John Danforth is no ordinary Republican. The former United Nations Ambassador and three-term Senator from Missouri is old school. For years the only ordained minister in Congress, Danforth did not wear his faith on his sleeve, because you just did not do that. Son of Donald Danforth, the co-founder of Ralston Purina, Danforth came from St. Louis, a town where five large companies dominated the economy and politics for decades, and where he and his brother Bill Danforth, physician and long-time chairman of Washington University learned that to lead is to serve.
Writing in the New York Times this week, Danforth went public with his view of the nature of politics and the direction of his party. Stopping just short of suggesting a vast right wing conspiracy—he used the word “agenda” instead––Danforth decried the usurpation of the traditional values of the Republican Party by the Christian conservatives in their midst. Gone, he suggested, were the days when the Republicans stood for limited government, low taxes, limited regulation, a strong private economy, fiscal prudence and vibrant internationalism. “As a senator, I worried every day about the size of the federal deficit. I did not spend a single minute worrying about the effect of gays on the institution of marriage. Today it seems to be the other way around.”
For twenty years, the Republican Party has sought to live with the “Big Tent” vision of Lee Atwater, as a party where fiscal and social conservatives could co-exist in the name of success and power.
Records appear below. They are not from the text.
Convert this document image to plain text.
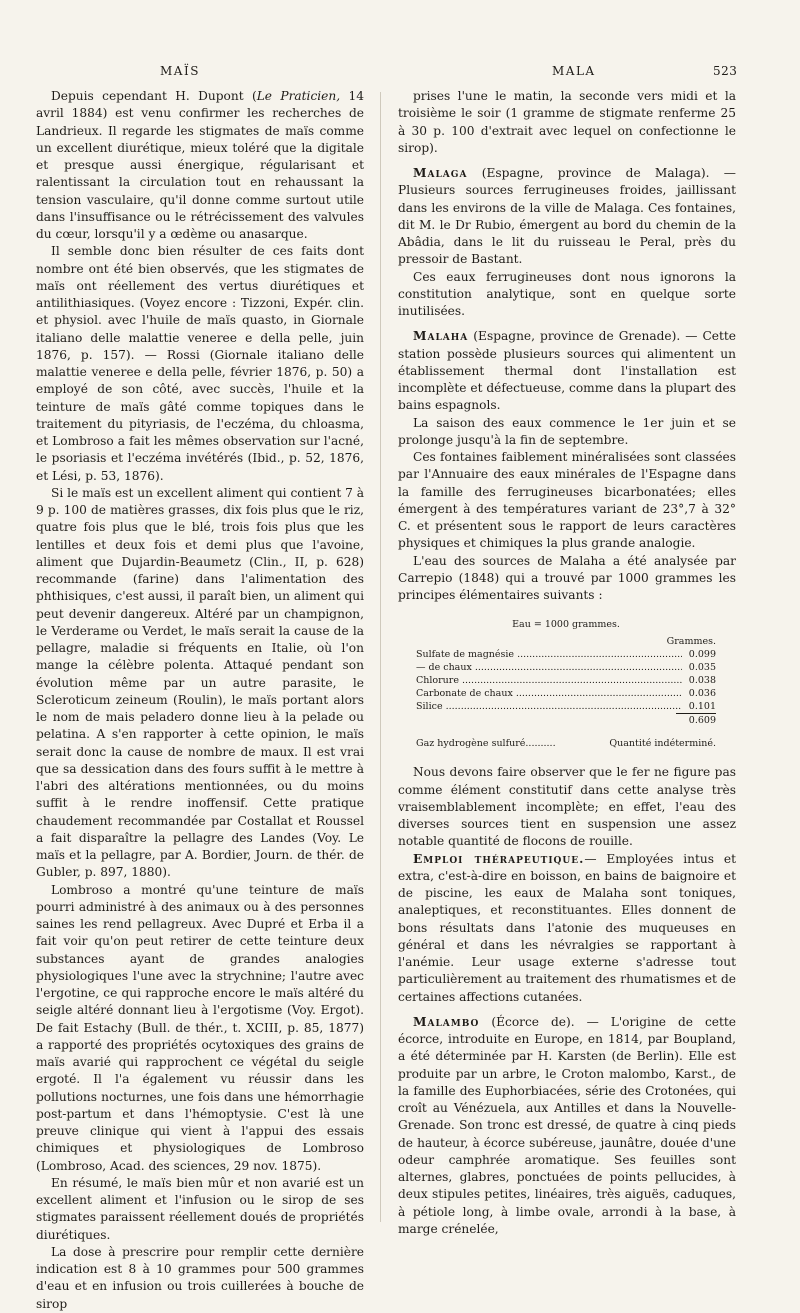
MAÏS	MALA	523

Depuis cependant H. Dupont (Le Praticien, 14 avril 1884) est venu confirmer les recherches de Landrieux. Il regarde les stigmates de maïs comme un excellent diurétique, mieux toléré que la digitale et presque aussi énergique, régularisant et ralentissant la circulation tout en rehaussant la tension vasculaire, qu'il donne comme surtout utile dans l'insuffisance ou le rétrécissement des valvules du cœur, lorsqu'il y a œdème ou anasarque.

Il semble donc bien résulter de ces faits dont nombre ont été bien observés, que les stigmates de maïs ont réellement des vertus diurétiques et antilithiasiques. (Voyez encore : Tizzoni, Expér. clin. et physiol. avec l'huile de maïs quasto, in Giornale italiano delle malattie veneree e della pelle, juin 1876, p. 157). — Rossi (Giornale italiano delle malattie veneree e della pelle, février 1876, p. 50) a employé de son côté, avec succès, l'huile et la teinture de maïs gâté comme topiques dans le traitement du pityriasis, de l'eczéma, du chloasma, et Lombroso a fait les mêmes observation sur l'acné, le psoriasis et l'eczéma invétérés (Ibid., p. 52, 1876, et Lési, p. 53, 1876).

Si le maïs est un excellent aliment qui contient 7 à 9 p. 100 de matières grasses, dix fois plus que le riz, quatre fois plus que le blé, trois fois plus que les lentilles et deux fois et demi plus que l'avoine, aliment que Dujardin-Beaumetz (Clin., II, p. 628) recommande (farine) dans l'alimentation des phthisiques, c'est aussi, il paraît bien, un aliment qui peut devenir dangereux. Altéré par un champignon, le Verderame ou Verdet, le maïs serait la cause de la pellagre, maladie si fréquents en Italie, où l'on mange la célèbre polenta. Attaqué pendant son évolution même par un autre parasite, le Scleroticum zeineum (Roulin), le maïs portant alors le nom de mais peladero donne lieu à la pelade ou pelatina. A s'en rapporter à cette opinion, le maïs serait donc la cause de nombre de maux. Il est vrai que sa dessication dans des fours suffit à le mettre à l'abri des altérations mentionnées, ou du moins suffit à le rendre inoffensif. Cette pratique chaudement recommandée par Costallat et Roussel a fait disparaître la pellagre des Landes (Voy. Le maïs et la pellagre, par A. Bordier, Journ. de thér. de Gubler, p. 897, 1880).

Lombroso a montré qu'une teinture de maïs pourri administré à des animaux ou à des personnes saines les rend pellagreux. Avec Dupré et Erba il a fait voir qu'on peut retirer de cette teinture deux substances ayant de grandes analogies physiologiques l'une avec la strychnine; l'autre avec l'ergotine, ce qui rapproche encore le maïs altéré du seigle altéré donnant lieu à l'ergotisme (Voy. Ergot). De fait Estachy (Bull. de thér., t. XCIII, p. 85, 1877) a rapporté des propriétés ocytoxiques des grains de maïs avarié qui rapprochent ce végétal du seigle ergoté. Il l'a également vu réussir dans les pollutions nocturnes, une fois dans une hémorrhagie post-partum et dans l'hémoptysie. C'est là une preuve clinique qui vient à l'appui des essais chimiques et physiologiques de Lombroso (Lombroso, Acad. des sciences, 29 nov. 1875).

En résumé, le maïs bien mûr et non avarié est un excellent aliment et l'infusion ou le sirop de ses stigmates paraissent réellement doués de propriétés diurétiques.

La dose à prescrire pour remplir cette dernière indication est 8 à 10 grammes pour 500 grammes d'eau et en infusion ou trois cuillerées à bouche de sirop

prises l'une le matin, la seconde vers midi et la troisième le soir (1 gramme de stigmate renferme 25 à 30 p. 100 d'extrait avec lequel on confectionne le sirop).

Malaga (Espagne, province de Malaga). — Plusieurs sources ferrugineuses froides, jaillissant dans les environs de la ville de Malaga. Ces fontaines, dit M. le Dr Rubio, émergent au bord du chemin de la Abâdia, dans le lit du ruisseau le Peral, près du pressoir de Bastant.

Ces eaux ferrugineuses dont nous ignorons la constitution analytique, sont en quelque sorte inutilisées.

Malaha (Espagne, province de Grenade). — Cette station possède plusieurs sources qui alimentent un établissement thermal dont l'installation est incomplète et défectueuse, comme dans la plupart des bains espagnols.

La saison des eaux commence le 1er juin et se prolonge jusqu'à la fin de septembre.

Ces fontaines faiblement minéralisées sont classées par l'Annuaire des eaux minérales de l'Espagne dans la famille des ferrugineuses bicarbonatées; elles émergent à des températures variant de 23°,7 à 32° C. et présentent sous le rapport de leurs caractères physiques et chimiques la plus grande analogie.

L'eau des sources de Malaha a été analysée par Carrepio (1848) qui a trouvé par 1000 grammes les principes élémentaires suivants :

Eau = 1000 grammes.
Grammes.
Sulfate de magnésie .....	0.099
— de chaux .....	0.035
Chlorure .....	0.038
Carbonate de chaux .....	0.036
Silice .....	0.101
0.609
Gaz hydrogène sulfuré..........	Quantité indéterminé.

Nous devons faire observer que le fer ne figure pas comme élément constitutif dans cette analyse très vraisemblablement incomplète; en effet, l'eau des diverses sources tient en suspension une assez notable quantité de flocons de rouille.

Emploi thérapeutique.— Employées intus et extra, c'est-à-dire en boisson, en bains de baignoire et de piscine, les eaux de Malaha sont toniques, analeptiques, et reconstituantes. Elles donnent de bons résultats dans l'atonie des muqueuses en général et dans les névralgies se rapportant à l'anémie. Leur usage externe s'adresse tout particulièrement au traitement des rhumatismes et de certaines affections cutanées.

Malambo (Écorce de). — L'origine de cette écorce, introduite en Europe, en 1814, par Boupland, a été déterminée par H. Karsten (de Berlin). Elle est produite par un arbre, le Croton malombo, Karst., de la famille des Euphorbiacées, série des Crotonées, qui croît au Vénézuela, aux Antilles et dans la Nouvelle-Grenade. Son tronc est dressé, de quatre à cinq pieds de hauteur, à écorce subéreuse, jaunâtre, douée d'une odeur camphrée aromatique. Ses feuilles sont alternes, glabres, ponctuées de points pellucides, à deux stipules petites, linéaires, très aiguës, caduques, à pétiole long, à limbe ovale, arrondi à la base, à marge crénelée,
Having felt the heel of the Democratic boot since the failure of the Goldwater and Watergate years, leaders of the Party from across the political spectrum were willing to subordinate their differences for the good of the whole. This formula worked well for years, with some notable outbreaks of discord, such as candidate George Bush attacking the supply-siders’ Voodoo Economics, and Arlen Specter’s aborted threats to block pro-life judges,
Now, the ascendancy of the social conservatives within the party, and their increasing determination to assert their will on their less faithful brethren is testing the coherence of the party. Last year Pete Peterson, former Cabinet Secretary and Party insider, launched a scathing attack on his party’s contribution to the bankrupting of the country through the continuing pursuit of tax cuts with no regard for mounting deficits. Treasury Secretary Paul O’Neill contributed his view of a government run by ideologues, while this year Christine Todd Whitman, herself the scion of a powerful Republican family, moved one step further by issuing her own call to reverse the right wing putsch that has taken over the party that was once hers.
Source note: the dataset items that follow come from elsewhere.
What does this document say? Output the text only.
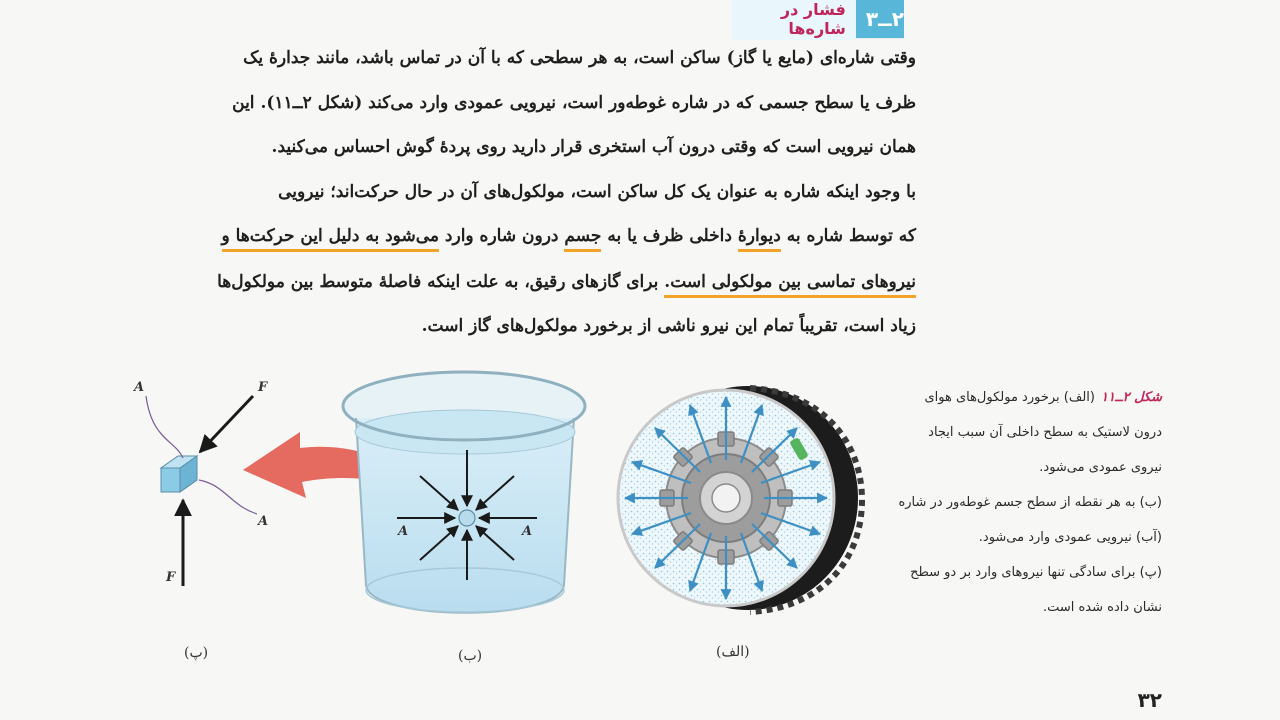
۲ــ۳
فشار در شاره‌ها
وقتی شاره‌ای (مایع یا گاز) ساکن است، به هر سطحی که با آن در تماس باشد، مانند جدارۀ یک
ظرف یا سطح جسمی که در شاره غوطه‌ور است، نیرویی عمودی وارد می‌کند (شکل ۲ــ۱۱). این
همان نیرویی است که وقتی درون آب استخری قرار دارید روی پردۀ گوش احساس می‌کنید.
با وجود اینکه شاره به عنوان یک کل ساکن است، مولکول‌های آن در حال حرکت‌اند؛ نیرویی
که توسط شاره به دیوارۀ داخلی ظرف یا به جسم درون شاره وارد می‌شود به دلیل این حرکت‌ها و
نیروهای تماسی بین مولکولی است. برای گازهای رقیق، به علت اینکه فاصلۀ متوسط بین مولکول‌ها
زیاد است، تقریباً تمام این نیرو ناشی از برخورد مولکول‌های گاز است.
A	F
A
F
A	A
(پ)	(ب)	(الف)

شکل ۲ــ۱۱(الف) برخورد مولکول‌های هوای

درون لاستیک به سطح داخلی آن سبب ایجاد

نیروی عمودی می‌شود.

(ب) به هر نقطه از سطح جسم غوطه‌ور در شاره

(آب) نیرویی عمودی وارد می‌شود.

(پ) برای سادگی تنها نیروهای وارد بر دو سطح

نشان داده شده است.

۳۲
Well, the toothpaste is out of the tube, as Bob Haldeman was wont to say, and it will be very tough to put it back. The Christian conservatives play for keeps, and there is not a whole lot of give in their view of the world. Plus, God is on their side. Not the God of Abraham, the God of Isaac, and the God of Ishmael, not the God of Job or the God of Isaiah, but their God, the God of Jerry Falwell, the God of Pat Robertson and the God of Randall Terry.
There is some irony in all of this, as the moderates in the Republican Party conspired along the path to the coming political Armageddon. George Bush the Elder, a Connecticut patrician Republican who knew better, disavowed his own roots and embraced voodoo economics. Jack Danforth was mute in his writing on the event for which his is most remembered, his championing of Clarence Thomas’ confirmation as Supreme Court Justice. Each step along the way, traditionalists within the Party acquiesced to candidates and policies that were anathema, but which were seen as necessary to Party unity. Fiscal conservatives remained quiet while deficits soared. Social liberals remained silent as libertarian values were cast aside. Internationalists murmured and then fell silent as the righteous brayed and the march to war gained speed. It turned out that the warmth inside the Big Tent came from the books that were being burned.
So what now? Books are being written? OK, but so what? The social conservatives and radicals within the party do not care. As Rush Limbaugh likes to say, people in the middle of the road get run over. The leadership of the Party does not care about Pete Peterson, Paul O’Neill or Christy Whitman. They do not care about Jack Danforth and his brand of upper class, elite Republicanism. They might be on Danforth’s radar screen, but he is not on theirs. The battle Christy Whitman cares about is already over. Tom DeLay is moving on to the next war. The war against judicial tyranny.
Stay tuned, for next front in the culture wars is about to be joined. The Party that reached the apogee of power through a 5-4 decision of the Supreme Court is going after the judiciary. As Tom DeLay proclaimed yesterday, the next assault will be against "an arrogant, out-of-control judiciary that thumbed its nose at Congress... The time will come for the men responsible for this to answer for their behavior."
But this war has gone inside, and it is the Republican Party, not the nation, that will be tested. If the Party does not stand for a nation of laws, it stands for nothing. But one thing is certain, the big tent has collapsed and it only remains to be seen who will survive.